Wilayah penugasan Penjaga laut dan Pantai (Sea and Coast Guard) diwilayah Laut Yurisdiksi di atur oleh UU 5/1983 tentang ZEE dan UU 1/1973 tentang Landas Kontinen.
Wilayah Yurisdiksi diatur oleh angka 1 pasal 1 UU 43/2008 tentang Wilayah Negara yang selengkapnya berbunyi :
“Wilayah Yurisdiksi adalah wilayah di luar Wilayah Negara yang terdiri atas Zona Ekonomi Eksklusif, Landas Kontinen, dan Zona Tambahan di mana negara memiliki hak-hak berdaulat dan kewenangan tertentu lainnya sebagaimana diatur dalam peraturan perundang-undangan dan hukum”
Dengan demikian yang termasuk wilayah Yurisdiksi adalah Zona Ekonomi Eksklusif, dan Landas kontinen. Dengan perkataan lain, Zona Ekonomi Eksklusif (ZEE) dan Landas Kontinen adalah wilayah laut Yurisdiksi.
ZEE secara khusus diatur oleh UU 5/1983 tentang ZEE sedangkan Landas Kontinen secara khusus diatur oleh UU 1/1973 tentang Landas Kontinen.
UU 5/1983 tentang ZEE dan UU 1/1973 tentang Landas Kontinen, dalam hal Keselamatan dan Keamanan Pelayaran tunduk kepada UU 17/2008 tentang pelayaran. Artinya, UU 17/2008 tentang Pelayaran yang mengatur keselamatan dan Keamanan Pelayaran juga berlaku di wilayah laut ZEE dan wilayah laut Landas kontinen.
Tunduknya UU 5/1983 tentang ZEE dan UU 1/1973 tentang Landas Kontinen, kepada UU 17/2008 tentang Pelayaran ini diatur pada penjelasan UU 17/2008 tentang Pelayaran yang selengkapnya berbunyi :
Dengan diundangkannya Undang-Undang tentang Pelayaran ini, berbagai ketentuan yang terdapat dalam peraturan perundang-undangan lain yang berkaitan dengan pelayaran, antara lain Kitab Undang-Undang Hukum Dagang (Wet Borepublikek Van Koophandel), Ordonansi Laut Teritorial dan Lingkungan Maritim Tahun 1939, Undang-Undang Nomor 1 Tahun 1973 tentang Landas Kontinen Indonesia, Undang-Undang Nomor 5 Tahun 1983 tentang Zona Ekonomi Eksklusif Indonesia, Undang-Undang Nomor 17 Tahun 1985 tentang Pengesahan Konvensi Perserikatan Bangsa-Bangsa tentang Hukum Laut 1982 (United Nations Convention on the Law of the Sea, 1982), Undang-Undang Nomor 6 Tahun 1996 tentang Perairan Indonesia, Undang-Undang Nomor 23 Tahun 1997 tentang Pengelolaan Lingkungan Hidup, Undang-Undang Nomor 31 Tahun 2004 tentang Perikanan, dan sepanjang menyangkut aspek keselamatan dan k eamanan pelayaran tunduk pada pengaturan Undang-Undang tentang Pelayaran ini.
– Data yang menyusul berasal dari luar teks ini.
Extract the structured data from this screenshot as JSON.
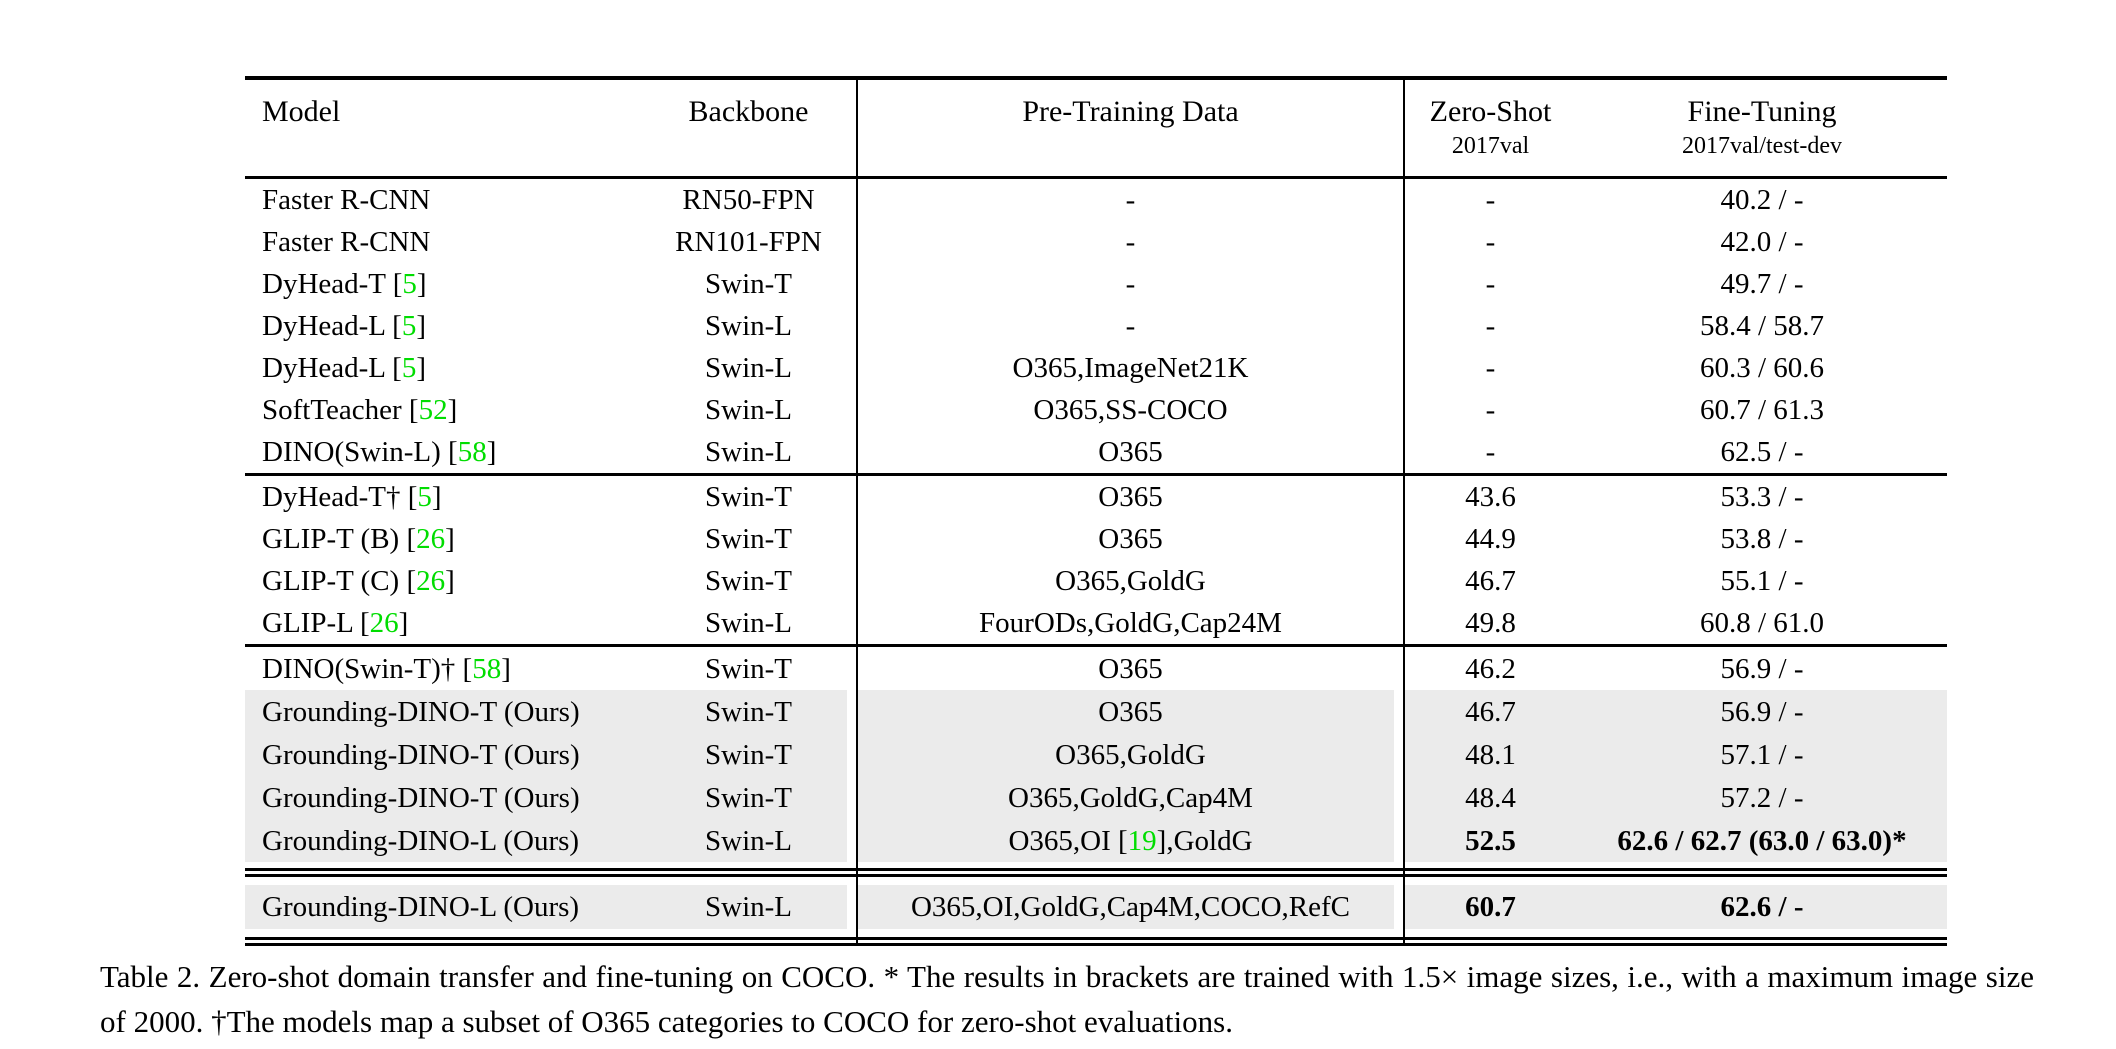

Akan tetapi sangat disayangkan, amanat UU 17/2008 tentang Pelayaran untuk membentuk Penjaga laut dan Pantai (Sea and Coast Guard) belum dilaksanakan sudah diterbitkan lagi sebuah Undang-undang lain yaitu UU 32/2014 tentang Kelautan yang mengamanatkan pembentukan Bakamla.
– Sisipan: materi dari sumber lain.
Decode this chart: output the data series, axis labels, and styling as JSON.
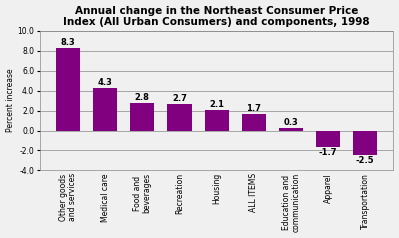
{
  "title": "Annual change in the Northeast Consumer Price\nIndex (All Urban Consumers) and components, 1998",
  "categories": [
    "Other goods\nand services",
    "Medical care",
    "Food and\nbeverages",
    "Recreation",
    "Housing",
    "ALL ITEMS",
    "Education and\ncommunication",
    "Apparel",
    "Transportation"
  ],
  "values": [
    8.3,
    4.3,
    2.8,
    2.7,
    2.1,
    1.7,
    0.3,
    -1.7,
    -2.5
  ],
  "bar_color": "#800080",
  "ylabel": "Percent increase",
  "ylim": [
    -4.0,
    10.0
  ],
  "yticks": [
    -4.0,
    -2.0,
    0.0,
    2.0,
    4.0,
    6.0,
    8.0,
    10.0
  ],
  "background_color": "#f0f0f0",
  "plot_bg_color": "#f0f0f0",
  "grid_color": "#888888",
  "title_fontsize": 7.5,
  "label_fontsize": 5.5,
  "value_fontsize": 6.0
}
5. Penerbitan Undang undang nomor 32 tahun 2014 tentang Kelautan.
Dalam Undang-undang ini pembentukan badan baru dengan nama Badan Keamanan Laut (BAKAMLA) diatur pada BAB IX PERTAHANAN, KEAMANAN, PENEGAKAN HUKUM, DAN KESELAMATAN DI LAUT beserta pasal-pasalnya. Melalui bunyi pasa-pasal itu dapat terlihat urgensinya dibentuknya Bakamla.
5.1 Pasal 58 Undang-undang nomor 32 tahun 2014 tentang Kelautan.
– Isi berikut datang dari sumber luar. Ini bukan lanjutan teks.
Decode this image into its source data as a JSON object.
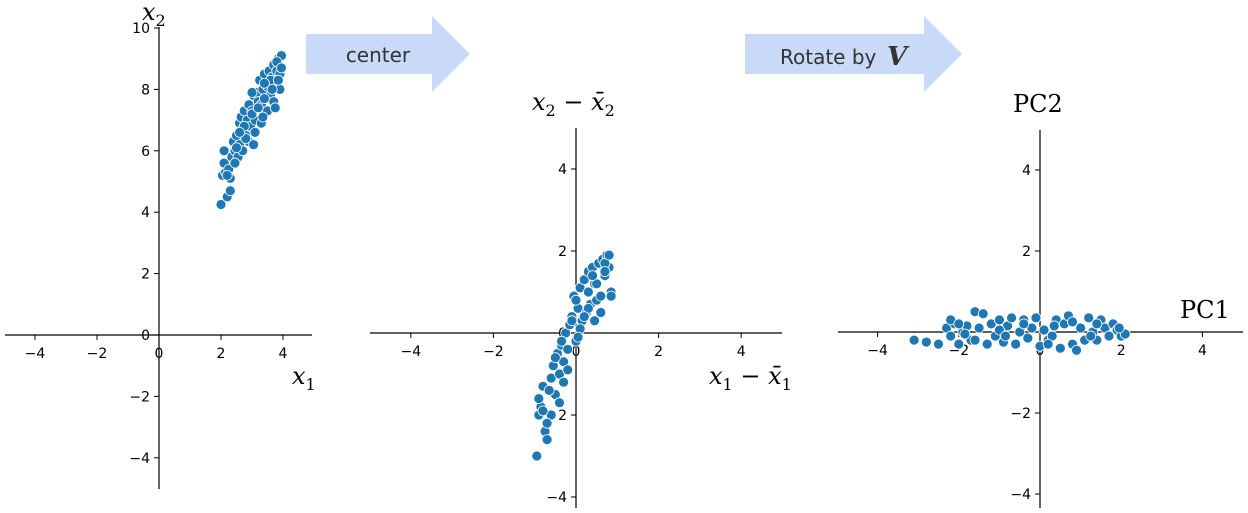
{
  "colors": {
    "marker": "#1f77b4",
    "arrow": "#c9daf8"
  },
  "arrows": {
    "center_label": "center",
    "rotate_label": "Rotate by",
    "rotate_symbol": "V"
  },
  "chart_data": [
    {
      "type": "scatter",
      "title": "",
      "xlabel": "x1",
      "ylabel": "x2",
      "xlabel_parts": [
        "x",
        "1"
      ],
      "ylabel_parts": [
        "x",
        "2"
      ],
      "xlim": [
        -5,
        5
      ],
      "ylim": [
        -5,
        10
      ],
      "xticks": [
        -4,
        -2,
        0,
        2,
        4
      ],
      "yticks": [
        -4,
        -2,
        0,
        2,
        4,
        6,
        8,
        10
      ],
      "x": [
        2.0,
        2.05,
        2.1,
        2.15,
        2.2,
        2.3,
        2.1,
        2.25,
        2.35,
        2.4,
        2.45,
        2.5,
        2.55,
        2.6,
        2.6,
        2.65,
        2.7,
        2.75,
        2.8,
        2.85,
        2.9,
        2.95,
        3.0,
        3.05,
        3.1,
        3.15,
        3.2,
        3.25,
        3.3,
        3.35,
        3.4,
        3.45,
        3.5,
        3.55,
        3.6,
        3.65,
        3.7,
        3.75,
        3.8,
        3.85,
        3.9,
        3.95,
        2.7,
        2.9,
        3.1,
        3.3,
        3.5,
        3.7,
        3.9,
        2.5,
        2.8,
        3.0,
        3.2,
        3.4,
        3.6,
        3.8,
        2.3,
        2.45,
        2.75,
        3.05,
        3.35,
        3.65,
        3.85,
        3.95,
        2.2,
        2.6,
        3.0,
        3.4,
        3.75
      ],
      "y": [
        4.25,
        5.2,
        5.6,
        5.3,
        4.5,
        4.7,
        6.0,
        5.4,
        5.8,
        6.3,
        6.0,
        6.5,
        5.8,
        6.9,
        6.2,
        7.1,
        6.7,
        7.3,
        6.5,
        7.0,
        7.5,
        6.8,
        7.3,
        7.8,
        7.0,
        7.9,
        7.6,
        8.3,
        7.5,
        8.0,
        8.5,
        7.7,
        8.1,
        8.6,
        7.8,
        8.4,
        8.8,
        8.2,
        8.6,
        9.0,
        8.5,
        9.1,
        6.0,
        6.3,
        6.6,
        6.9,
        7.3,
        7.6,
        8.0,
        6.1,
        6.4,
        7.2,
        7.4,
        7.7,
        8.3,
        8.9,
        5.1,
        5.6,
        6.8,
        6.2,
        7.1,
        8.0,
        8.3,
        8.7,
        5.2,
        6.6,
        7.9,
        8.2,
        7.4
      ]
    },
    {
      "type": "scatter",
      "title": "",
      "xlabel": "x1 - x̄1",
      "ylabel": "x2 - x̄2",
      "xlabel_parts": [
        "x",
        "1",
        " − ",
        "x̄",
        "1"
      ],
      "ylabel_parts": [
        "x",
        "2",
        " − ",
        "x̄",
        "2"
      ],
      "xlim": [
        -5,
        5
      ],
      "ylim": [
        -5,
        5
      ],
      "xticks": [
        -4,
        -2,
        0,
        2,
        4
      ],
      "yticks": [
        -4,
        -2,
        0,
        2,
        4
      ],
      "x": [
        -0.95,
        -0.9,
        -0.85,
        -0.8,
        -0.75,
        -0.7,
        -0.9,
        -0.6,
        -0.55,
        -0.5,
        -0.45,
        -0.4,
        -0.35,
        -0.3,
        -0.25,
        -0.2,
        -0.15,
        -0.1,
        -0.05,
        0.0,
        0.05,
        0.1,
        0.15,
        0.2,
        0.25,
        0.3,
        0.35,
        0.4,
        0.45,
        0.5,
        0.55,
        0.6,
        0.65,
        0.7,
        0.75,
        0.8,
        0.85,
        -0.6,
        -0.4,
        -0.2,
        0.1,
        0.3,
        0.5,
        0.7,
        -0.7,
        -0.3,
        0.0,
        0.2,
        0.4,
        0.6,
        0.8,
        -0.5,
        -0.1,
        0.3,
        0.7,
        -0.8,
        -0.65,
        -0.35,
        0.05,
        0.45,
        0.85
      ],
      "y": [
        -3.0,
        -2.0,
        -1.8,
        -1.3,
        -2.4,
        -2.6,
        -1.6,
        -1.1,
        -0.8,
        -1.5,
        -0.5,
        -1.0,
        -0.3,
        -0.7,
        0.0,
        -0.4,
        0.2,
        0.4,
        0.9,
        -0.2,
        0.6,
        1.1,
        0.3,
        1.3,
        0.5,
        1.5,
        0.7,
        1.6,
        1.2,
        0.8,
        1.7,
        0.9,
        1.8,
        1.4,
        1.9,
        1.6,
        1.0,
        -2.0,
        -1.7,
        -0.9,
        0.1,
        0.6,
        1.2,
        1.7,
        -2.2,
        -1.2,
        0.8,
        0.4,
        1.4,
        0.5,
        1.9,
        -0.6,
        0.3,
        1.0,
        1.5,
        -1.9,
        -1.4,
        -0.2,
        -0.1,
        0.3,
        0.9
      ]
    },
    {
      "type": "scatter",
      "title": "",
      "xlabel": "PC1",
      "ylabel": "PC2",
      "xlim": [
        -5,
        5
      ],
      "ylim": [
        -5,
        5
      ],
      "xticks": [
        -4,
        -2,
        0,
        2,
        4
      ],
      "yticks": [
        -4,
        -2,
        0,
        2,
        4
      ],
      "x": [
        -3.1,
        -2.8,
        -2.5,
        -2.3,
        -2.2,
        -2.1,
        -2.0,
        -1.9,
        -1.8,
        -1.7,
        -1.6,
        -1.5,
        -1.4,
        -1.3,
        -1.2,
        -1.1,
        -1.0,
        -0.9,
        -0.8,
        -0.7,
        -0.6,
        -0.5,
        -0.4,
        -0.3,
        -0.2,
        -0.1,
        0.0,
        0.1,
        0.2,
        0.3,
        0.4,
        0.5,
        0.6,
        0.7,
        0.8,
        0.9,
        1.0,
        1.1,
        1.2,
        1.3,
        1.4,
        1.5,
        1.6,
        1.7,
        1.8,
        1.9,
        2.0,
        2.1,
        -2.2,
        -1.6,
        -1.0,
        -0.4,
        0.2,
        0.8,
        1.4,
        1.95,
        -1.85,
        -0.85,
        0.35,
        1.25,
        -2.0
      ],
      "y": [
        -0.2,
        -0.25,
        -0.3,
        0.1,
        -0.1,
        0.2,
        -0.3,
        0.0,
        0.15,
        -0.2,
        0.5,
        0.1,
        0.45,
        -0.3,
        0.2,
        -0.1,
        0.3,
        -0.25,
        0.15,
        0.35,
        -0.3,
        0.0,
        0.3,
        -0.15,
        0.1,
        0.35,
        -0.35,
        0.05,
        -0.2,
        -0.1,
        0.3,
        -0.4,
        0.2,
        0.4,
        -0.3,
        -0.45,
        0.1,
        -0.2,
        0.35,
        0.0,
        -0.2,
        0.3,
        0.1,
        -0.1,
        0.2,
        0.05,
        -0.1,
        -0.05,
        0.3,
        -0.2,
        0.05,
        0.2,
        -0.3,
        0.25,
        0.2,
        0.1,
        -0.05,
        -0.1,
        0.15,
        -0.1,
        0.2
      ]
    }
  ]
}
(1) Untuk mengelola kedaulatan negara, mempertahankan keutuhan wilayah Negara Kesatuan Republik Indonesia, dan melindungi segenap bangsa dan seluruh tumpah darah Indonesia dari ancaman dan gangguan terhadap keutuhan bangsa dan negara di wilayah Laut, dibentuk sistem pertahanan laut.
(2) Sistem pertahanan laut sebagaimana dimaksud pada ayat (1) diselenggarakan oleh kementerian yang menyelenggarakan urusan pemerintahan di bidang pertahanan dan Tentara Nasional Indonesia.
(3) Sistem pertahanan laut sebagaimana dimaksud pada ayat (2) dilaksanakan sesuai dengan ketentuan peraturan perundang-undangan.
Mengalir dari ayat 1 dan ayat 2 pasal 58 Undang-undang nomor 32 tahun 2014 tentang Kelautan ini dapat diketahui bahwa akan dibentuk Pertahanan laut berdasarkan UU 32/2014 tentang Kelautan. Pertahanan laut itu akan diselenggarakan oleh Kemhan dan TNI. Nah disini sudah timbul permasalahan, masalah pertama, apa yang dimaksud dengan Pertahanan laut, tidak jelas dalam UU ini. Masalah kedua Kemhan dalam menyelenggarakan Pertahanan Negara tunduk pada UU 3/2002 tentang Pertahanan Negara, sedangkan TNI tunduk pada UU 34/2004 tentang TNI. Sehingga untuk apa lagi membuat Pertahanan laut yang tidak jelas bentuknya itu ?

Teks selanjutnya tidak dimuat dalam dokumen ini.